Wer die Reserve der Bundeswehr auf ein neues Personalniveau heben will, kommt an einer konsequenten Digitalisierung nicht vorbei. Genau darauf pocht der Digitalverband Bitkom, während das Bundeskabinett an diesem Tag das sogenannte Reservestärkungsgesetz auf den Weg bringt. Der Verband hält den vorliegenden Entwurf für zu zaghaft und fordert, digitale Technologien wesentlich umfassender mitzudenken.
Hintergrund ist ein ehrgeiziges Ziel: Bis 2033 soll die Reserve von derzeit rund 60.000 auf mindestens 200.000 Reservistinnen und Reservisten anwachsen. Doch die schiere Zahl allein reicht aus Sicht des Verbands nicht aus. „Mehr Personal allein macht noch keine einsatzbereite Reserve. Entscheidend ist, ob wir diese Reservistinnen und Reservisten im Ernstfall schnell erreichen und gleichermaßen effizient wie effektiv einsetzen können“, sagt Bitkom-Präsident Dr. Ralf Wintergerst. Die Digitalisierung müsse deshalb ebenso entschlossen vorangetrieben werden wie der personelle Aufbau selbst.
Das Problem liegt in überkommenen Strukturen. Viele Abläufe funktionieren bislang auf Papier oder nur teilweise digital, was nach Einschätzung des Verbands unnötig Zeit und Geld verschlingt. Abhilfe könnte eine App schaffen, für die Bitkom den Namen „Meine Reserve“ ins Spiel bringt. Darüber ließe sich hinterlegen, wann jemand verfügbar ist, und im Ernstfall würde die Benachrichtigung sofort und sicher erfolgen. So wäre auf einen Blick erkennbar, wer wann tatsächlich einsatzbereit ist.
Ein weiterer Ansatzpunkt ist die digitale Identität. Heute müssen Reservistinnen und Reservisten ihren Dienstausweis nach jedem Dienst wieder abgeben. Künftig, so der Vorschlag, sollte ein einziger, sicherer digitaler Zugang genügen, der nur für die Dauer des Einsatzes freigeschaltet wird. Wintergerst fordert dafür einen verbindlichen Fahrplan und klare Zuständigkeiten. Ein solches Zielbild fehle bislang. Analoge Verfahren sollten nur noch als Rückfallebene dienen, falls digitale Systeme einmal ausfallen.

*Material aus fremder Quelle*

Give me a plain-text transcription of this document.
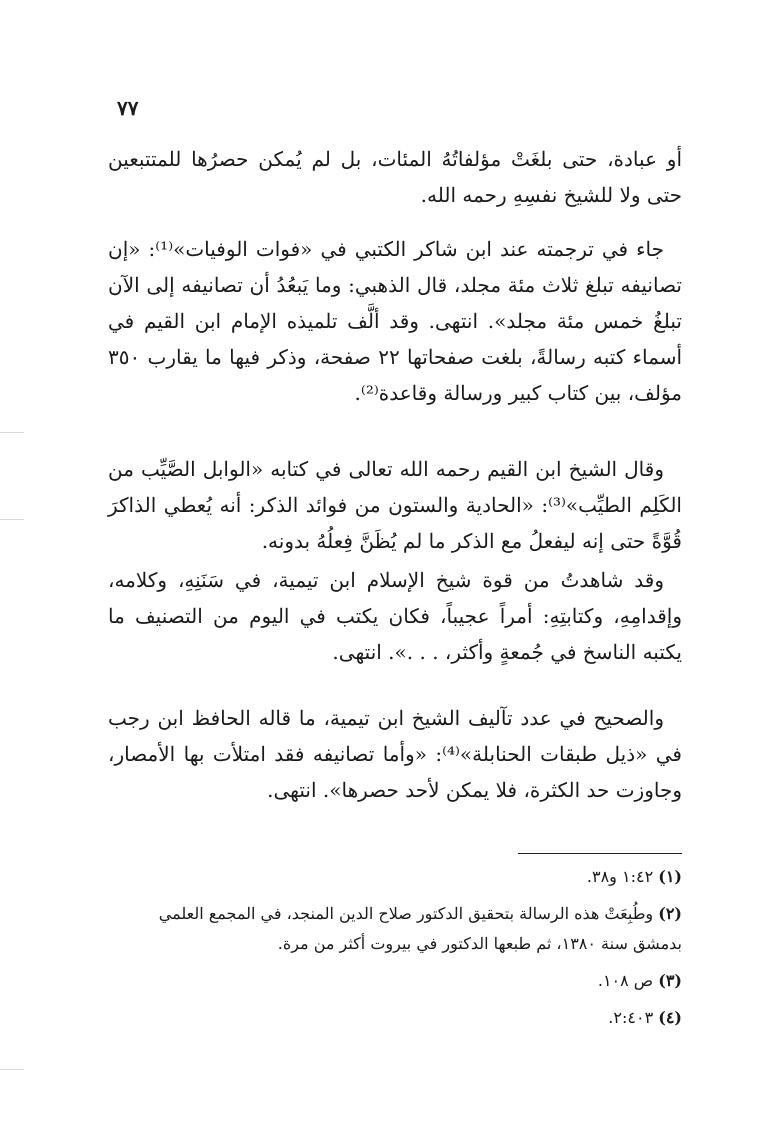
٧٧

أو عبادة، حتى بلغَتْ مؤلفاتُهُ المئات، بل لم يُمكن حصرُها للمتتبعين حتى ولا للشيخ نفسِهِ رحمه الله.

جاء في ترجمته عند ابن شاكر الكتبي في «فوات الوفيات»⁽¹⁾: «إن تصانيفه تبلغ ثلاث مئة مجلد، قال الذهبي: وما يَبعُدُ أن تصانيفه إلى الآن تبلغُ خمس مئة مجلد». انتهى. وقد ألَّف تلميذه الإمام ابن القيم في أسماء كتبه رسالةً، بلغت صفحاتها ٢٢ صفحة، وذكر فيها ما يقارب ٣٥٠ مؤلف، بين كتاب كبير ورسالة وقاعدة⁽²⁾.

وقال الشيخ ابن القيم رحمه الله تعالى في كتابه «الوابل الصَّيِّب من الكَلِم الطيِّب»⁽³⁾: «الحادية والستون من فوائد الذكر: أنه يُعطي الذاكرَ قُوَّةً حتى إنه ليفعلُ مع الذكر ما لم يُظَنَّ فِعلُهُ بدونه.

وقد شاهدتُ من قوة شيخ الإسلام ابن تيمية، في سَنَنِهِ، وكلامه، وإقدامِهِ، وكتابتِهِ: أمراً عجيباً، فكان يكتب في اليوم من التصنيف ما يكتبه الناسخ في جُمعةٍ وأكثر، . . .». انتهى.

والصحيح في عدد تآليف الشيخ ابن تيمية، ما قاله الحافظ ابن رجب في «ذيل طبقات الحنابلة»⁽⁴⁾: «وأما تصانيفه فقد امتلأت بها الأمصار، وجاوزت حد الكثرة، فلا يمكن لأحد حصرها». انتهى.

(١) ١:٤٢ و٣٨.
(٢) وطُبِعَتْ هذه الرسالة بتحقيق الدكتور صلاح الدين المنجد، في المجمع العلمي بدمشق سنة ١٣٨٠، ثم طبعها الدكتور في بيروت أكثر من مرة.
(٣) ص ١٠٨.
(٤) ٢:٤٠٣.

Mit einer verbindlicheren Einberufung geraten auch die Arbeitgeber stärker ins Blickfeld. Laut einer Bitkom-Studie wissen bislang nur 20 Prozent der Unternehmen, wie viele ihrer Beschäftigten im Ernstfall für die Bundeswehr im Einsatz wären. Damit eine wachsende Reserve und der laufende Betrieb in den Firmen zusammenpassen, seien digital gestützte Verfahren nötig.

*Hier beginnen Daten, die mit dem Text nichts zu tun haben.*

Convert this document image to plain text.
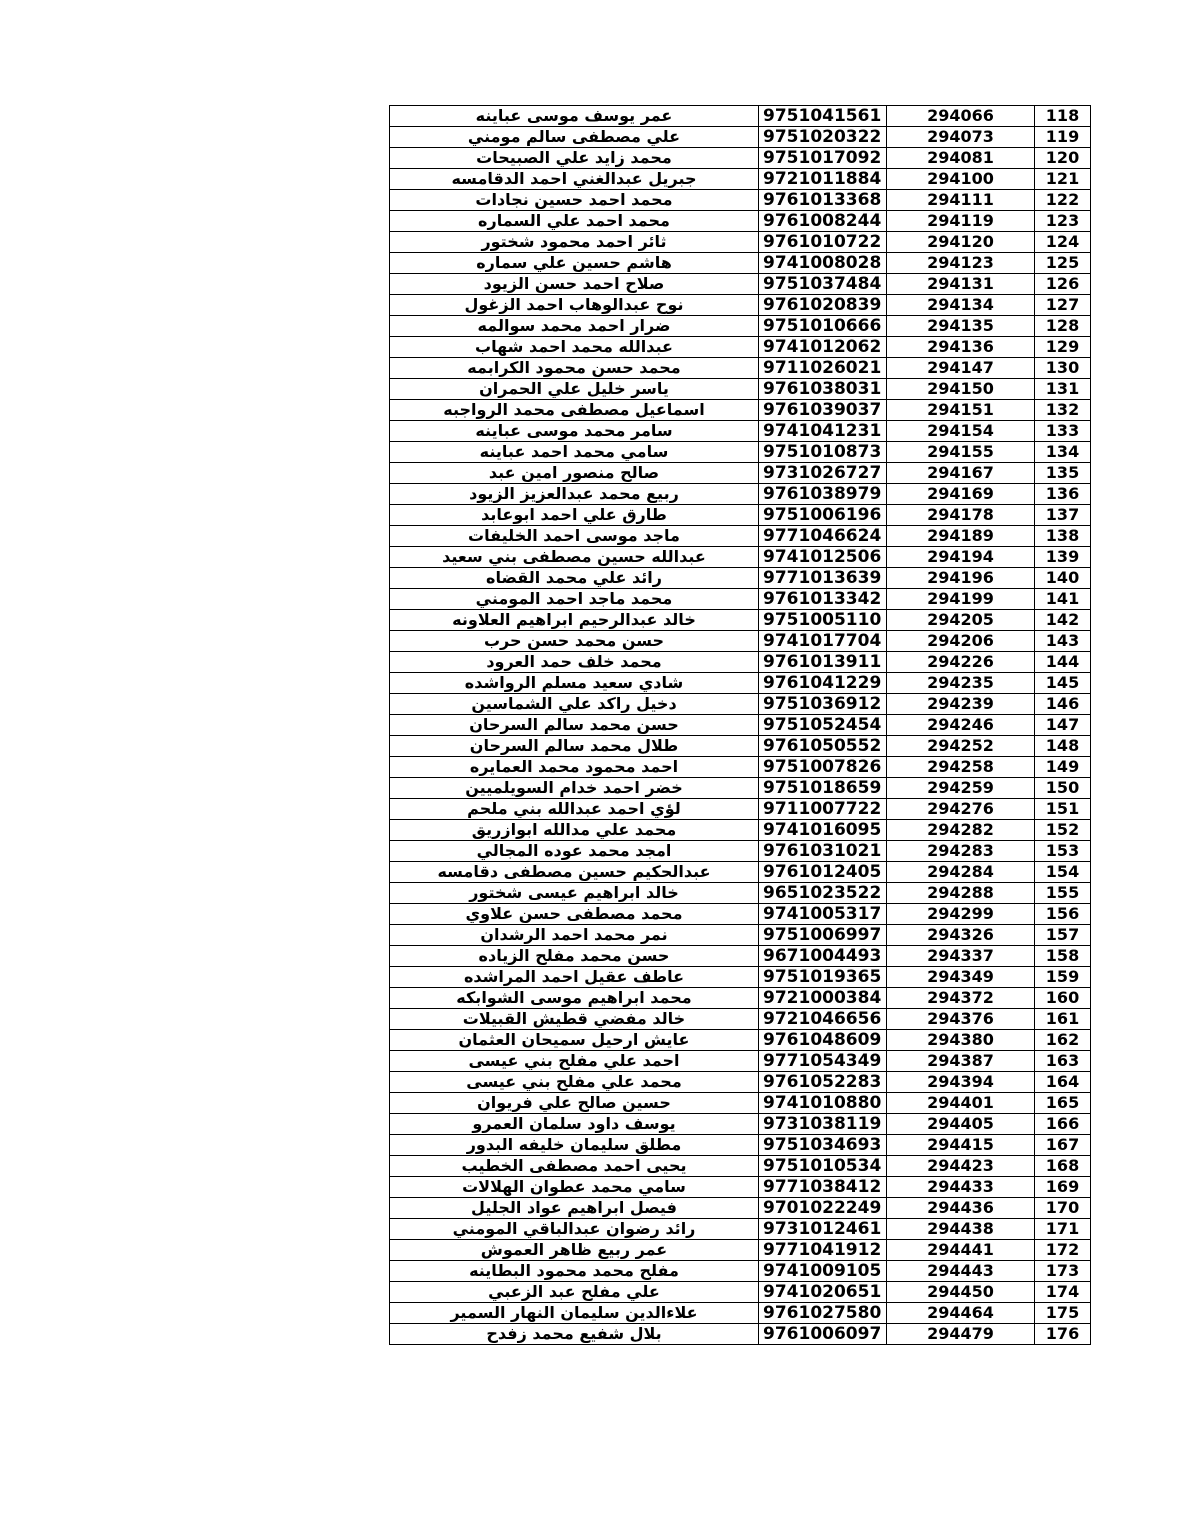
عمر يوسف موسى عباينه	9751041561	294066	118
علي مصطفى سالم مومني	9751020322	294073	119
محمد زايد علي الصبيحات	9751017092	294081	120
جبريل عبدالغني احمد الدقامسه	9721011884	294100	121
محمد احمد حسين نجادات	9761013368	294111	122
محمد احمد علي السماره	9761008244	294119	123
ثائر احمد محمود شختور	9761010722	294120	124
هاشم حسين علي سماره	9741008028	294123	125
صلاح احمد حسن الزيود	9751037484	294131	126
نوح عبدالوهاب احمد الزغول	9761020839	294134	127
ضرار احمد محمد سوالمه	9751010666	294135	128
عبدالله محمد احمد شهاب	9741012062	294136	129
محمد حسن محمود الكرابمه	9711026021	294147	130
ياسر خليل علي الحمران	9761038031	294150	131
اسماعيل مصطفى محمد الرواجبه	9761039037	294151	132
سامر محمد موسى عباينه	9741041231	294154	133
سامي محمد احمد عباينه	9751010873	294155	134
صالح منصور امين عبد	9731026727	294167	135
ربيع محمد عبدالعزيز الزيود	9761038979	294169	136
طارق علي احمد ابوعابد	9751006196	294178	137
ماجد موسى احمد الخليفات	9771046624	294189	138
عبدالله حسين مصطفى بني سعيد	9741012506	294194	139
رائد علي محمد القضاه	9771013639	294196	140
محمد ماجد احمد المومني	9761013342	294199	141
خالد عبدالرحيم ابراهيم العلاونه	9751005110	294205	142
حسن محمد حسن حرب	9741017704	294206	143
محمد خلف حمد العرود	9761013911	294226	144
شادي سعيد مسلم الرواشده	9761041229	294235	145
دخيل راكد علي الشماسين	9751036912	294239	146
حسن محمد سالم السرحان	9751052454	294246	147
طلال محمد سالم السرحان	9761050552	294252	148
احمد محمود محمد العمايره	9751007826	294258	149
خضر احمد خدام السويلميين	9751018659	294259	150
لؤي احمد عبدالله بني ملحم	9711007722	294276	151
محمد علي مدالله ابوازريق	9741016095	294282	152
امجد محمد عوده المجالي	9761031021	294283	153
عبدالحكيم حسين مصطفى دقامسه	9761012405	294284	154
خالد ابراهيم عيسى شختور	9651023522	294288	155
محمد مصطفى حسن علاوي	9741005317	294299	156
نمر محمد احمد الرشدان	9751006997	294326	157
حسن محمد مفلح الزياده	9671004493	294337	158
عاطف عقيل احمد المراشده	9751019365	294349	159
محمد ابراهيم موسى الشوابكه	9721000384	294372	160
خالد مفضي قطيش القبيلات	9721046656	294376	161
عايش ارحيل سميحان العثمان	9761048609	294380	162
احمد علي مفلح بني عيسى	9771054349	294387	163
محمد علي مفلح بني عيسى	9761052283	294394	164
حسين صالح علي فريوان	9741010880	294401	165
يوسف داود سلمان العمرو	9731038119	294405	166
مطلق سليمان خليفه البدور	9751034693	294415	167
يحيى احمد مصطفى الخطيب	9751010534	294423	168
سامي محمد عطوان الهلالات	9771038412	294433	169
فيصل ابراهيم عواد الجليل	9701022249	294436	170
رائد رضوان عبدالباقي المومني	9731012461	294438	171
عمر ربيع ظاهر العموش	9771041912	294441	172
مفلح محمد محمود البطاينه	9741009105	294443	173
علي مفلح عبد الزعبي	9741020651	294450	174
علاءالدين سليمان النهار السمير	9761027580	294464	175
بلال شفيع محمد زفدح	9761006097	294479	176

Die Digitalisierung eröffnet nach Einschätzung des Verbands zudem Chancen, die heute weitgehend ungenutzt bleiben. Zivile Fähigkeiten von Reservistinnen und Reservisten, etwa als IT-Sicherheitsfachkraft, in der Softwareentwicklung oder durch Fremdsprachenkenntnisse, ließen sich sichtbar machen und gezielt dort einsetzen, wo die Truppe sie tatsächlich braucht. Bislang bleiben solche Qualifikationen oft im Verborgenen, weil sie nur der früheren Einheit bekannt sind. Auch die Ausbildung könnte profitieren: Mit virtueller Realität, etwa per VR-Brille, ließe sich beispielsweise die Abwehr von Drohnen trainieren, selbst wenn Übungsplätze, Geräte oder Ausbilder gerade knapp oder weit entfernt sind. Seine ausführlichen Empfehlungen hat der Verband in einer Stellungnahme zur Strategie der Reserve zusammengefasst.